We are sometimes told to differentiate between desires and needs. However, just an intellectual differentiation is not enough. Sometimes, our desires are misdirected expressions of our needs.

For example, we may crave food not because we find food irresistibly tasty, but because it may be our default source of relief amidst loneliness.

The need for relationships is a valid and healthy need. When we identify this particular need and address it effectively, then the desire for eating will just subside.

When we practice bhakti, some of our desires disappear easily and we attribute that to bhakti’s higher taste. That disappearance may not occur if we were indulging in a desire less for pleasure and more for comfort. We need to address that need in some devotional way. Otherwise that desire for food will resurface.
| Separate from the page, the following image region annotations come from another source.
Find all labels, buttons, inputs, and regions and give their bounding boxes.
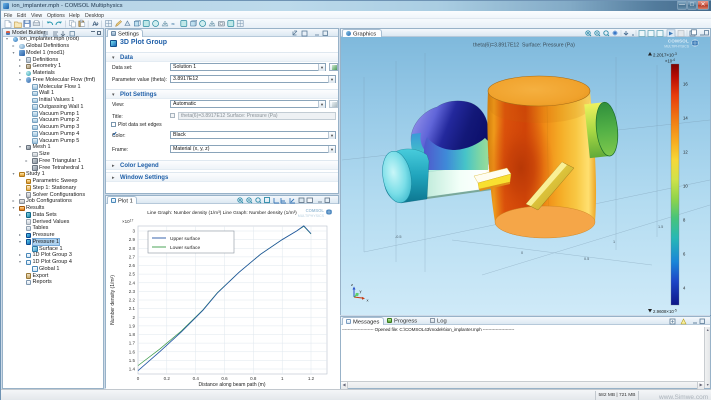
svg-text:Distance along beam path (m): Distance along beam path (m) bbox=[199, 382, 266, 388]
svg-text:14: 14 bbox=[683, 116, 688, 121]
svg-text:0.6: 0.6 bbox=[221, 376, 228, 381]
svg-text:MULTIPHYSICS: MULTIPHYSICS bbox=[298, 214, 325, 218]
svg-text:16: 16 bbox=[683, 82, 688, 87]
svg-text:theta(6)=3.8917E12 Surface: P: theta(6)=3.8917E12 Surface: Pressure (Pa… bbox=[473, 43, 575, 49]
svg-text:1: 1 bbox=[281, 376, 284, 381]
svg-text:12: 12 bbox=[683, 150, 688, 155]
svg-text:z: z bbox=[351, 282, 353, 287]
svg-text:MULTIPHYSICS: MULTIPHYSICS bbox=[664, 45, 690, 49]
svg-text:2.9: 2.9 bbox=[129, 237, 136, 242]
svg-text:1.6: 1.6 bbox=[129, 349, 136, 354]
svg-text:×1017: ×1017 bbox=[122, 219, 134, 225]
svg-text:0.8: 0.8 bbox=[250, 376, 257, 381]
svg-text:1.5: 1.5 bbox=[129, 358, 136, 363]
svg-text:2.7: 2.7 bbox=[129, 255, 136, 260]
svg-text:2.2017×10-3: 2.2017×10-3 bbox=[653, 52, 677, 58]
svg-text:2.5: 2.5 bbox=[129, 272, 136, 277]
svg-text:Upper surface: Upper surface bbox=[170, 236, 200, 242]
svg-text:1.4: 1.4 bbox=[129, 367, 136, 372]
svg-text:0: 0 bbox=[521, 251, 523, 255]
svg-text:COMSOL: COMSOL bbox=[306, 208, 325, 213]
svg-text:1.7: 1.7 bbox=[129, 341, 136, 346]
svg-text:0.2: 0.2 bbox=[164, 376, 171, 381]
svg-text:x: x bbox=[367, 298, 369, 303]
svg-text:2.8: 2.8 bbox=[129, 246, 136, 251]
svg-text:-0.5: -0.5 bbox=[395, 235, 402, 239]
svg-text:1.8: 1.8 bbox=[129, 332, 136, 337]
svg-text:2.3: 2.3 bbox=[129, 289, 136, 294]
svg-text:COMSOL: COMSOL bbox=[668, 39, 689, 44]
svg-text:2.1: 2.1 bbox=[129, 306, 136, 311]
svg-text:2.4: 2.4 bbox=[129, 280, 136, 285]
svg-text:10: 10 bbox=[683, 184, 688, 189]
svg-text:2: 2 bbox=[132, 315, 135, 320]
svg-text:Lower surface: Lower surface bbox=[170, 245, 200, 251]
svg-text:0.5: 0.5 bbox=[584, 257, 589, 261]
svg-text:Number density (1/m³): Number density (1/m³) bbox=[110, 275, 116, 325]
svg-text:y: y bbox=[360, 289, 362, 294]
svg-text:2.9608×10-5: 2.9608×10-5 bbox=[653, 309, 677, 315]
svg-text:0.4: 0.4 bbox=[193, 376, 200, 381]
svg-text:1.5: 1.5 bbox=[658, 225, 663, 229]
svg-text:1.2: 1.2 bbox=[308, 376, 315, 381]
svg-text:0: 0 bbox=[137, 376, 140, 381]
svg-text:2.6: 2.6 bbox=[129, 263, 136, 268]
svg-text:1: 1 bbox=[613, 240, 615, 244]
svg-text:2.2: 2.2 bbox=[129, 298, 136, 303]
svg-text:3: 3 bbox=[132, 229, 135, 234]
svg-text:1.9: 1.9 bbox=[129, 324, 136, 329]
svg-text:Line Graph: Number density (1/: Line Graph: Number density (1/m³) Line G… bbox=[147, 210, 297, 216]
The Bhagavad-gita (14.11) states that in the mode of goodness, our inner world gets illumined and we can identify the needs underlying our cravings. Through such a spiritually illumined way of addressing our need for comfort, we will be able to give up that desire effectively. Without such redirection, we may make resolutions and court frustration because of our inability to stick to those resolutions. But simply berating ourselves for our poor willpower will not solve the problem because the issue is not of inadequate willpower – it is of misdirected need.

Often when we practice bhakti, we may still be misdirected by our conditionings to fulfill our needs in unhealthy ways. Still, the bhakti practice purifies us and raises our consciousness to the mode of goodness whereby knowledge about our inner world becomes more readily accessible to us. Then we can address our healthy needs in a healthy way and thereby conquer the unhealthy desires that were unhealthy expressions of those healthy needs.